Les forces armées dans la Nation
Pendant les dix années qui ont suivi la fin de la dernière guerre, les Français se sont peu préoccupés de leurs Forces Armées. Ils les connaissaient d’ailleurs fort mal. La plus grande partie se trouvait hors du territoire national : en Indochine d’abord, où les Officiers et militaires de carrière menaient de durs combats auxquels le contingent ne participait pas, en Afrique du Nord et dans les territoires d’Outre-Mer, en Allemagne enfin, où des unités bien équipées et dotées d’un armement américain coopéraient à la défense immédiate du Monde occidental. Si bien qu’en Métropole ne subsistaient que des Écoles, des Services et quelques Corps de troupe aux effectifs et aux moyens réduits.
L’opinion publique se faisait généralement des cadres de ces Forces une conception déjà ancienne et assez sommaire : celle d’hommes attachés à des valeurs morales fort estimables mais quelque peu désuètes, ayant des connaissances intellectuelles et des préoccupations générales assez limitées.
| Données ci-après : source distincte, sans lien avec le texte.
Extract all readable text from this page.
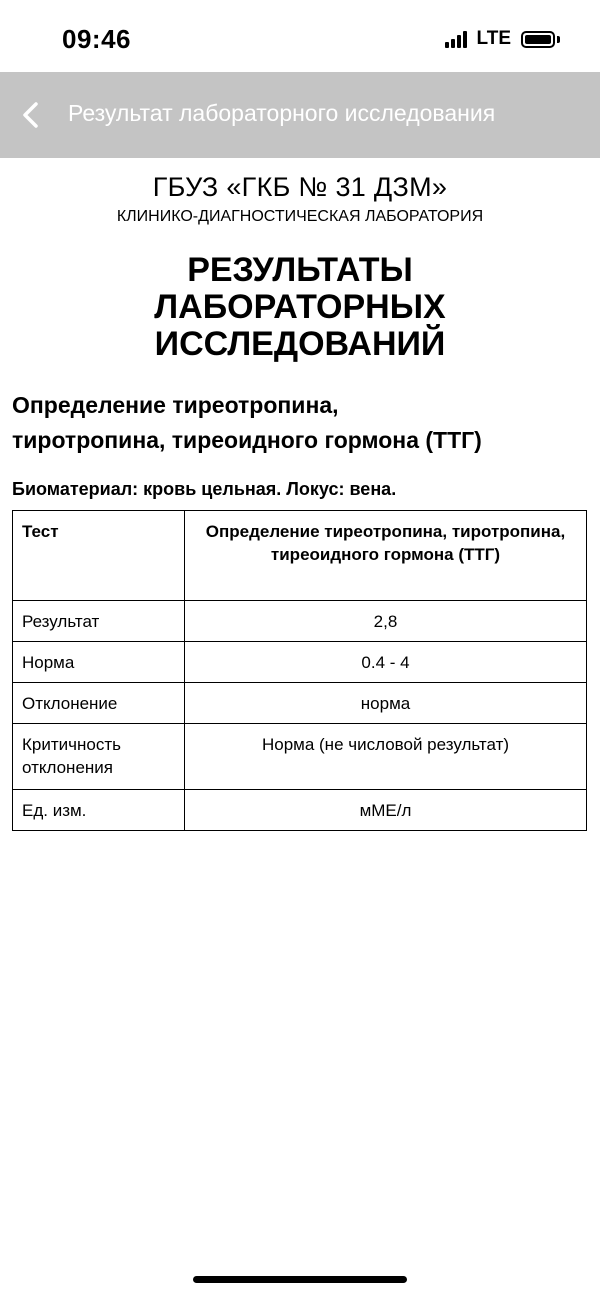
09:46	LTE
Результат лабораторного исследования
ГБУЗ «ГКБ № 31 ДЗМ»
КЛИНИКО-ДИАГНОСТИЧЕСКАЯ ЛАБОРАТОРИЯ
РЕЗУЛЬТАТЫ
ЛАБОРАТОРНЫХ
ИССЛЕДОВАНИЙ
Определение тиреотропина,
тиротропина, тиреоидного гормона (ТТГ)
Биоматериал: кровь цельная. Локус: вена.
Тест	Определение тиреотропина, тиротропина, тиреоидного гормона (ТТГ)
Результат	2,8
Норма	0.4 - 4
Отклонение	норма
Критичность отклонения	Норма (не числовой результат)
Ед. изм.	мМЕ/л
Il était établi depuis longtemps que l’Armée était en toutes circonstances à la disposition entière du Gouvernement et qu’elle ne devait intervenir en aucune façon dans la vie politique. Ses membres n’étaient pas autorisés à exprimer librement leur opinion sur les affaires publiques : c’était « la Grande Muette ».
En schématisant, on peut dire que les Forces Armées n’étaient pas pour l’opinion un grave sujet de préoccupations, sauf peut-être pour le poids dont elles pesaient sur le budget. Cette optique changea lorsque, la guerre d’Indochine étant terminée, l’effort principal porta sur l’Afrique du Nord. Si le Maroc et la Tunisie obtenaient leur indépendance, provoquant le repli de la quasi-totalité des troupes qui y étaient stationnées, par contre l’Algérie exigeait un effort considérable où la plus grande partie de nos forces vives (1) devait être engagée. Et, cette fois, le contingent tout entier participa à la lutte, des disponibles même furent rappelés.